'6 Degrees of Martina McBride'

We've all heard the theory: Everyone in the world is separated from everyone else by only six other people. But is it true?

That's the starting point for "6 Degrees of Martina McBride," a new show that combines competition with country music and the social theory known as "six degrees of separation."

Watch "Six Degrees of Martina McBride" on Monday, July 30th at 9 p.m. EDT

Six people from some of the tiniest towns in America will find out just how far connections, talent and Martina McBride can take them toward their dream of country music stardom.

The six hopefuls are Kristina Craig from Whitman, Neb., Mark Jasper from Beulah, N.D., DeAnne Roberts from Dickens, Texas, Ken Swick from Elk River Valley, Colo., Dani Riker from Encampment, Wyo., and Thomas Stratton from Union, Ore. In the end, one of these six wannabe stars and starlets could walk away with a record deal.

How Does It Work?

The idea behind "Six Degrees" is to cross divides of geography and celebrity by challenging the contestants to "connect" with country music superstar Martina McBride.

They could not call her office. They couldn't find out where her next performance was and hang out by the stage door waiting for her to emerge. They could not Google her.

To complete this part of the competition, contestants had to go to someone they know and ask them to take them to someone they know and so on with the goal of eventually getting to someone who knows Martina McBride personally.

Could they do it? McBride herself had doubts.

"I can't imagine six people could know someone who knows someone who could get to me," she said. "I don't think so."

McBride's Own Six Degrees

Ironically, McBride feels she has been the beneficiary of six degrees of separation in her own life and career.

Born with ample talent and the will to make it, the star had no connections in Nashville except one person her husband knew.

John Kay, lead singer for the legendary rock band Steppenwolf, opened the door for McBride to a chain of helpful strangers leading to a music career envied by her peers and beloved by her fans.

But while connections may have helped McBride, connections alone aren't enough if you don't have talent.

So Kristina, Mark, Deanne, Ken, Dani and Thomas, who began the quest to connect in hometowns across America, will come to Nashville, too, to see how far their talent can take them in the second round of the challenge.

Paired with some of the best songwriters in town, they'll be charged with learning a new song and then face off in a singing competition held at Nashville's famous Wildhorse Saloon.

The three contestants voted best by the audience will move on to studio sessions with Martina McBride herself at her recording studio in Nashville.
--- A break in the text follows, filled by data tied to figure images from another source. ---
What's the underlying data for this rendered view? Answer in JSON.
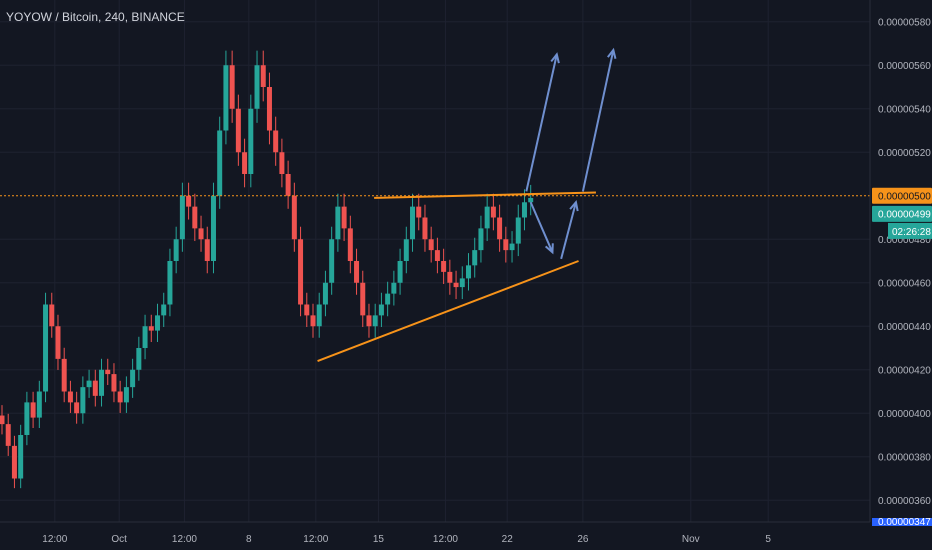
{
  "header": {
    "symbol": "YOYOW / Bitcoin, 240, BINANCE"
  },
  "colors": {
    "background": "#131722",
    "grid": "#1e2230",
    "up": "#26a69a",
    "down": "#ef5350",
    "trendline": "#f7931a",
    "arrow": "#6f8fcf",
    "price_line": "#f7931a",
    "last_price_tag": "#26a69a"
  },
  "chart_data": {
    "type": "candlestick",
    "y_axis_ticks": [
      "0.00000580",
      "0.00000560",
      "0.00000540",
      "0.00000520",
      "0.00000480",
      "0.00000460",
      "0.00000440",
      "0.00000420",
      "0.00000400",
      "0.00000380",
      "0.00000360"
    ],
    "x_axis_ticks": [
      "12:00",
      "Oct",
      "12:00",
      "8",
      "12:00",
      "15",
      "12:00",
      "22",
      "26",
      "Nov",
      "5"
    ],
    "ylim": [
      3.5e-06,
      5.9e-06
    ],
    "horizontal_level": {
      "price": "0.00000500",
      "value": 5e-06
    },
    "last_price": {
      "price": "0.00000499",
      "value": 4.99e-06,
      "countdown": "02:26:28"
    },
    "partial_bottom_label": "0.00000347",
    "candles_close_path": [
      3.95e-06,
      3.85e-06,
      3.7e-06,
      3.9e-06,
      4.05e-06,
      3.98e-06,
      4.1e-06,
      4.5e-06,
      4.4e-06,
      4.25e-06,
      4.1e-06,
      4.05e-06,
      4e-06,
      4.12e-06,
      4.15e-06,
      4.08e-06,
      4.2e-06,
      4.18e-06,
      4.1e-06,
      4.05e-06,
      4.12e-06,
      4.2e-06,
      4.3e-06,
      4.4e-06,
      4.38e-06,
      4.45e-06,
      4.5e-06,
      4.7e-06,
      4.8e-06,
      5e-06,
      4.95e-06,
      4.85e-06,
      4.8e-06,
      4.7e-06,
      5e-06,
      5.3e-06,
      5.6e-06,
      5.4e-06,
      5.2e-06,
      5.1e-06,
      5.4e-06,
      5.6e-06,
      5.5e-06,
      5.3e-06,
      5.2e-06,
      5.1e-06,
      5e-06,
      4.8e-06,
      4.5e-06,
      4.45e-06,
      4.4e-06,
      4.5e-06,
      4.6e-06,
      4.8e-06,
      4.95e-06,
      4.85e-06,
      4.7e-06,
      4.6e-06,
      4.45e-06,
      4.4e-06,
      4.45e-06,
      4.5e-06,
      4.55e-06,
      4.6e-06,
      4.7e-06,
      4.8e-06,
      4.95e-06,
      4.9e-06,
      4.8e-06,
      4.75e-06,
      4.7e-06,
      4.65e-06,
      4.6e-06,
      4.58e-06,
      4.62e-06,
      4.68e-06,
      4.75e-06,
      4.85e-06,
      4.95e-06,
      4.9e-06,
      4.8e-06,
      4.75e-06,
      4.78e-06,
      4.9e-06,
      4.97e-06,
      4.99e-06
    ],
    "annotations": {
      "resistance_line": {
        "from": [
          0.43,
          4.99e-06
        ],
        "to": [
          0.685,
          5.015e-06
        ]
      },
      "support_line": {
        "from": [
          0.365,
          4.24e-06
        ],
        "to": [
          0.665,
          4.7e-06
        ]
      },
      "arrows": [
        {
          "from": [
            0.605,
            5.02e-06
          ],
          "to": [
            0.64,
            5.65e-06
          ]
        },
        {
          "from": [
            0.67,
            5.02e-06
          ],
          "to": [
            0.705,
            5.67e-06
          ]
        },
        {
          "from": [
            0.61,
            4.97e-06
          ],
          "to": [
            0.635,
            4.74e-06
          ]
        },
        {
          "from": [
            0.645,
            4.71e-06
          ],
          "to": [
            0.662,
            4.97e-06
          ]
        }
      ]
    }
  }
}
She'll help each singer produce a demo of their best work, which will then be critiqued by three judges, all pros from the music industry.

The winner they pick will be revealed on ABC July 30 and the winning single will be released that night, digitally distributed by Sony BMG through iTunes and other online outlets.

Proving Six Degrees of Separation

The six degrees of separation theory began as a little known social experiment done in the 1960s by Stanley Milgrim, best known for a controversial study in which he instructed ordinary people to deliver electric shocks to volunteers.

But before this "obedience to authority" research, Milgrim worked on a less well known project where he had volunteers, primarily in the Midwest, attempt to connect with someone they did not know, a lawyer who lived in Boston.

The participants were told to send a letter in the mail to someone they knew personally who they thought might know, or might know someone who knew, this lawyer.

Of the chains that were completed, the average number of links was six. This became known in the general population as six degrees of separation, later the basis of a play and movie of the same name.

The number six is really arbitrary, according to Professor Duncan Watts of Columbia University. "It doesn't really matter whether it is six or seven or eight. What matters is that it's not hundreds or thousands."

But as widespread as the notion has become, there has been very little effort to actually prove the theory in experiments.

Watts has led perhaps the most significant research to date on the subject at the Small World Project at Columbia University in New York.

That experiment is carried out online, and some 60,000 people from 170 countries have taken part.

Each participant is assigned a random "target," one of 18 people located around the world. A participant's job is to link to this person via e-mail. But he or she can't just send an e-mail directly to the target; they must connect by creating a human chain.

First they e-mail someone they know personally, and they ask that person to continue the links by e-mailing someone else they know hoping to eventually get an e-mail to someone who knows the target personally, completing the chain.

Of the hundreds of chains that have been completed, Watts said the average number of links has in fact been six.